Met Vakmanstad hebben we gekozen om kinderen skills bij te brengen om zich in andere dan hun geijkte netwerken te bewegen: sportzaal, museum, keuken, schouwburg, tuin. Dat is heel idealistisch. Alles is afhankelijk van wat docenten, directies, schoolbesturen en gemeentes ermee doen. De ketting is zo sterk als de zwakste schakel, het net zo veerkrachtig als de knooppunten sterk zijn. Vakmanstad is ook dienstbaar aan een groter samenwerkingsverband en afhankelijk van al de stakeholders die erin zitten. Zonder die samenwerking zou Vakmanstad geen enkele functie hebben. Als de schoolbesturen – we hebben er nu twee, BOOR en RVKO – meedenken en meedoen, krijg je massa en kun je het effect meten. Wij laten zien dat verandering mogelijk is, maar er moet ook politieke wil voor zijn. En die is moeilijk te organiseren. Alle directeur- en secretaris-generaals van de ministeriële departementen zijn langs geweest, wethouders, de minister van OCW, zelfs de koningin, Belgen, Japanners, Indonesiërs, Zweden: ze vinden het allemaal prachtig. Maar daarna hoor je helaas nooit meer wat van ze.

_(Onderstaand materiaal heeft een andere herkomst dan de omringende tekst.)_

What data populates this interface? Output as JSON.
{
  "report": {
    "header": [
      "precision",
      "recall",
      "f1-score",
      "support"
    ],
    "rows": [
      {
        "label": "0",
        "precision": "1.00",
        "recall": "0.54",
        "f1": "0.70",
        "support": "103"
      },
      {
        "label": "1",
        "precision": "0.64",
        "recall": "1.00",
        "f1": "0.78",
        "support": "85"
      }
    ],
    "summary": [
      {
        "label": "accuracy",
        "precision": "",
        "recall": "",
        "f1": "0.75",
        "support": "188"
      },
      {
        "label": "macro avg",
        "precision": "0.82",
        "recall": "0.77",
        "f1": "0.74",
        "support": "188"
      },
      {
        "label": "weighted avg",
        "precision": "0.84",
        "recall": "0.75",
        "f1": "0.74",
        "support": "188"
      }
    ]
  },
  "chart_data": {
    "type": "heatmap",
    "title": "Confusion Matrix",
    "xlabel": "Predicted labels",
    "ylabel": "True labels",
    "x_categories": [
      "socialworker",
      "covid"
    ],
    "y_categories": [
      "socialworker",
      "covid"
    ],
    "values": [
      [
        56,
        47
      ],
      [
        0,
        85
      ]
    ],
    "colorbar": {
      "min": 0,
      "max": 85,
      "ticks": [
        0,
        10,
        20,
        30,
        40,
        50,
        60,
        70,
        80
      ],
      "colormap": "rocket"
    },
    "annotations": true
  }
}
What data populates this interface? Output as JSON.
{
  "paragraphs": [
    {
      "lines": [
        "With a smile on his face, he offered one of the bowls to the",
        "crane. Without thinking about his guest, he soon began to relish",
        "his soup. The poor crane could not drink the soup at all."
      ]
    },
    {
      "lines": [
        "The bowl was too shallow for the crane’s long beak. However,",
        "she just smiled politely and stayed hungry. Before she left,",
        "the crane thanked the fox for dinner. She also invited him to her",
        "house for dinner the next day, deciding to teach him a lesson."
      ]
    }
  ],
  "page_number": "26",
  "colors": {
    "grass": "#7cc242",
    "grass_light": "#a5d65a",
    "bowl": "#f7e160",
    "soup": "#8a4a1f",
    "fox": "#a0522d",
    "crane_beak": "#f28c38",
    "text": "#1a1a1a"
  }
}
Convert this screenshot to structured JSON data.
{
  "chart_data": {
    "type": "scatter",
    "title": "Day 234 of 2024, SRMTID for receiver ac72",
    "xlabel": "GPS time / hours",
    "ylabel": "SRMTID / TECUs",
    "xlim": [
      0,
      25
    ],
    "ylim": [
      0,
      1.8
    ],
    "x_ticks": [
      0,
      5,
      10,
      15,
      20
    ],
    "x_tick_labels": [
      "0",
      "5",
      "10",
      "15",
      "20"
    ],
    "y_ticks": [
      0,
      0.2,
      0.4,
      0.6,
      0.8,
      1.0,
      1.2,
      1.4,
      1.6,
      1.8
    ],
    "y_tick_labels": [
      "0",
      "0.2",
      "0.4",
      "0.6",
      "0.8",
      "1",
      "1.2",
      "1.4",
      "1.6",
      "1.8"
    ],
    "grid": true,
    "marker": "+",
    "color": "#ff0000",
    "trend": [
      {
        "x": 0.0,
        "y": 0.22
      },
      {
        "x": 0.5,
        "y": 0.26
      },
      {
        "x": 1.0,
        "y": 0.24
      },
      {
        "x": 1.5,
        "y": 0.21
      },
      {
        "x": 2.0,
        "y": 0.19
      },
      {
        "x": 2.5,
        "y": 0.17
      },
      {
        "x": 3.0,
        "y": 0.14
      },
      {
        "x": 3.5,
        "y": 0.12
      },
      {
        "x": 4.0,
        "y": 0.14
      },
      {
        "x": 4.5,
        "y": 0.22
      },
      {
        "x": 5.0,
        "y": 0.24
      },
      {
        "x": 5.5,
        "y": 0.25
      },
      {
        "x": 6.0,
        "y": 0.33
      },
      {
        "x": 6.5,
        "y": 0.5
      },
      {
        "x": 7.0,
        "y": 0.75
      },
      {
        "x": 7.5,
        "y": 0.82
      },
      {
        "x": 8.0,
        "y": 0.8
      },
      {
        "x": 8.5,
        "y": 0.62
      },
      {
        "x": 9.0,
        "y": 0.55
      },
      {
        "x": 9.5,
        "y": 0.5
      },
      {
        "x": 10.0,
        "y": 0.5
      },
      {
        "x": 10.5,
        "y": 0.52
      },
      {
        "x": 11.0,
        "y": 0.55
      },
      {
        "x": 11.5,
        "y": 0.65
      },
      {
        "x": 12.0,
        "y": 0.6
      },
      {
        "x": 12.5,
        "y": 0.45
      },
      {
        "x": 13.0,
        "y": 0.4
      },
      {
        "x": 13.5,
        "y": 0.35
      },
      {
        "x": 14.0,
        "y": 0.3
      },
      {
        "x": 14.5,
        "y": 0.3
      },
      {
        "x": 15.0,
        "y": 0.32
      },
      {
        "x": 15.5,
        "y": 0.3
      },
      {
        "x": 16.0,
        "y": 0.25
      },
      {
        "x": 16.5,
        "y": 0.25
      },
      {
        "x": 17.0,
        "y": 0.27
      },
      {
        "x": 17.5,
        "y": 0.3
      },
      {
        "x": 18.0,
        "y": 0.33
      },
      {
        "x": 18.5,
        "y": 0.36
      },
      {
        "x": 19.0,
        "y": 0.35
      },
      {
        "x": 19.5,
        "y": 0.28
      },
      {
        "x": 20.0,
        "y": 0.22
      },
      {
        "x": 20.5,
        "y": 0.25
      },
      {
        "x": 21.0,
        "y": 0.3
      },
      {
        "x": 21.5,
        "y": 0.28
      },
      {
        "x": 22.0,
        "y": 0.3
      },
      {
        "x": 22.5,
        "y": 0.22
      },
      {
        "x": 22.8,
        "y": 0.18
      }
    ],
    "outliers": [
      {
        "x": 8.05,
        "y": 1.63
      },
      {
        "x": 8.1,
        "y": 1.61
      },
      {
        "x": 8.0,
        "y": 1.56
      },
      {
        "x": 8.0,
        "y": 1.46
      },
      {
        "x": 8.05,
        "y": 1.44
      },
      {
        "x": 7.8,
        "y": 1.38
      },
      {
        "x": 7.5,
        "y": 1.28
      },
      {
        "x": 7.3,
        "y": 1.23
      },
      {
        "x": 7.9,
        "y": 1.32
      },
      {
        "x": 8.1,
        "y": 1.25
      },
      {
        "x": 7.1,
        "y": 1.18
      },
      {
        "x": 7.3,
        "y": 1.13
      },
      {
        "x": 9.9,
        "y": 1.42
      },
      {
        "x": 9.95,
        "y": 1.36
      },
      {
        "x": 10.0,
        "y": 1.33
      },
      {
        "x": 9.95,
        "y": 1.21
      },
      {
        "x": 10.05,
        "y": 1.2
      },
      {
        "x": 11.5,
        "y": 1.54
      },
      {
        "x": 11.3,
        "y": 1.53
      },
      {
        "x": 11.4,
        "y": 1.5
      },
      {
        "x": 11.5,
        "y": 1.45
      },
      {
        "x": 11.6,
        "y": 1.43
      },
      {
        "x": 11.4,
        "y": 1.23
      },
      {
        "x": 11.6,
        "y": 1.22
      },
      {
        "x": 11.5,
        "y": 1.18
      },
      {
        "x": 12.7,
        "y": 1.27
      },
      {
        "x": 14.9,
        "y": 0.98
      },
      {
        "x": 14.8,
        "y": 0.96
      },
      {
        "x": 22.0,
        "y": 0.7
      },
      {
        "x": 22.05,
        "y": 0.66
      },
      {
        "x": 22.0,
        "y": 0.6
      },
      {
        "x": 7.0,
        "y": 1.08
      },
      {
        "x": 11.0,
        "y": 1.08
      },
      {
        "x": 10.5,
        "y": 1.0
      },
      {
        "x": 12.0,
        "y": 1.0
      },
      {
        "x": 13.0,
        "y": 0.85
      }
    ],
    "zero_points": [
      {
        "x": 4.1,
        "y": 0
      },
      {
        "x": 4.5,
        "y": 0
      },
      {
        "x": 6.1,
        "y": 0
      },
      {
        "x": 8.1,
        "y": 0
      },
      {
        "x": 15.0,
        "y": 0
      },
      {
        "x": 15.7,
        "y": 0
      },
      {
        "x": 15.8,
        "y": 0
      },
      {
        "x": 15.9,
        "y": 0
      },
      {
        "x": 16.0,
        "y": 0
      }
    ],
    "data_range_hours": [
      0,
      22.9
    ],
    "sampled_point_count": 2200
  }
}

Ik geef aan eerstejaarsstudenten op de EUR ecosofie en aan de honoursklas het vak Sustainability, samen met Jan Rotmans. Na een paar colleges zijn ze verpletterd, op het depressieve af, vanwege het grote aantal en de omvang van de problemen waar wij als samenleving voor staan. Die colleges liggen maar een paar jaar voor het moment waarop ze moeten functioneren in deze samenleving, als beleidsmaker of politicus misschien. Dat is eigenlijk op een te laat moment in hun leven, daarom moeten media- en ecowijsheid al in de eerste klas van de basisschool worden gegeven, anders komt het niet tussen hun oren. Je gaat bij alfabetisering – wat bovenaan de agenda staat – toch ook niet wachten tot mensen op de havo zitten om hen te leren lezen en schrijven?”
Rotterdam Vakmanstad opent een oplossingsrichting voor de actuele problematiek van klimaatverandering en geopolitieke ontwikkelingen. Het gaat erom kinderen bewust te maken dat zij niet alleen onderdeel van het probleem zijn, maar ook van de oplossing. De uitdaging van deze tijd is immers het omgooien van een levensstijl die de aarde en onze sociale relaties te zwaar belast. Kinderen worden met Vakmanstad voorzien van skills als media- en ecowijsheid om actief te kunnen functioneren in een netwerksamenleving waarin iedereen afhankelijk van elkaar is en elk handelen anderen beïnvloedt.